Charging lions, smiling natives, preening supermodels -- all have their place in the life of intrepid photographer Peter Beard. Born in 1938 into an affluent family, the dashing Beard eschewed studies in medicine in favor of art. Reading Karen Blixen's Out of Africa compelled him to visit that continent in his youth, and there he found his purpose: using his photos, diaries, and collages to document the destruction of Africa's animal population. Among his many books: 1965's The End of the Game, an appalling chronicle of the demise of Africa's wildlife. Recently he released Peter Beard: 50 Years of Portraits, which he'll promote in Miami's Design District this week in conjunction with an exhaustive exhibition of his work.

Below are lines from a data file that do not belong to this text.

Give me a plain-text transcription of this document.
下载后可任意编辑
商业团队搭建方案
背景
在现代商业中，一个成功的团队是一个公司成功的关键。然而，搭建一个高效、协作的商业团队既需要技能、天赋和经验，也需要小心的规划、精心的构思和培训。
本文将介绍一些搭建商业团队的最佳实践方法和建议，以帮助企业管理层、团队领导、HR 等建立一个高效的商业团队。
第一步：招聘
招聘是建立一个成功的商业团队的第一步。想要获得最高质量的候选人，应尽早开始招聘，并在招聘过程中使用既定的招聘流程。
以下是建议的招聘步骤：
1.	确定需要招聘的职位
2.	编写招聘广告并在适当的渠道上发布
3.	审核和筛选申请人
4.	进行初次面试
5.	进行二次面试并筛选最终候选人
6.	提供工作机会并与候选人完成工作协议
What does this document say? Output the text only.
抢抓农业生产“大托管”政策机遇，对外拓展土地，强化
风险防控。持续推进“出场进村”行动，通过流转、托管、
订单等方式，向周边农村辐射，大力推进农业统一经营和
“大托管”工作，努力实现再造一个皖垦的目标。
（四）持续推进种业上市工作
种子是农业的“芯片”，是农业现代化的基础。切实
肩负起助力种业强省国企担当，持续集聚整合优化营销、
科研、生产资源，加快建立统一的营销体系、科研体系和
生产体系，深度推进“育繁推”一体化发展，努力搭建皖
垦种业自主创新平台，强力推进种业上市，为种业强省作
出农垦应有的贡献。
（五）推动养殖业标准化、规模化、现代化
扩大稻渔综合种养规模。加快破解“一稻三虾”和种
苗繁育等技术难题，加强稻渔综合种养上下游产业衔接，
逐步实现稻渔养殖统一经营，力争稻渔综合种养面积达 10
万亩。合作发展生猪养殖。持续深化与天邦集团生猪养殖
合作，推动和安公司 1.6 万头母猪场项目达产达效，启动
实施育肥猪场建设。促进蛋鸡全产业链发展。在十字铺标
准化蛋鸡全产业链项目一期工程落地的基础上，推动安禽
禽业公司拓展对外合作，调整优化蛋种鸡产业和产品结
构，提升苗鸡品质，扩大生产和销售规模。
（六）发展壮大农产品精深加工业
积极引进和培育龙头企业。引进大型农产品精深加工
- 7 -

Straight from the croc's mouth: Photographer Peter Beard takes a break
Appears from 3:00 to 8:00 p.m. Thursday, February 15, and Friday, February 16, through April 18. Admission is free. Call 305-438-1966.
At a-d furniture interiors, 70 NE 40th St., where "Peter Beard: 50 Years of Portraits" remains on display
In his other incarnation, Beard is known as a jet-setting fashion photographer. Credited with discovering the exotic beauty Iman (now Mrs. David Bowie), he was married to Cheryl Tiegs briefly and was a regular at Studio 54 in its heyday. From a cell phone outside New York City's Downtown Cipriani restaurant ("Downtown, of course; uptown is out of the question"), Beard spoke to New Times.
New Times: What do you find so enchanting about Africa?
It has a minimum of elements which you might call the galloping rot. It had authenticity. Of course it's losing it by copying us.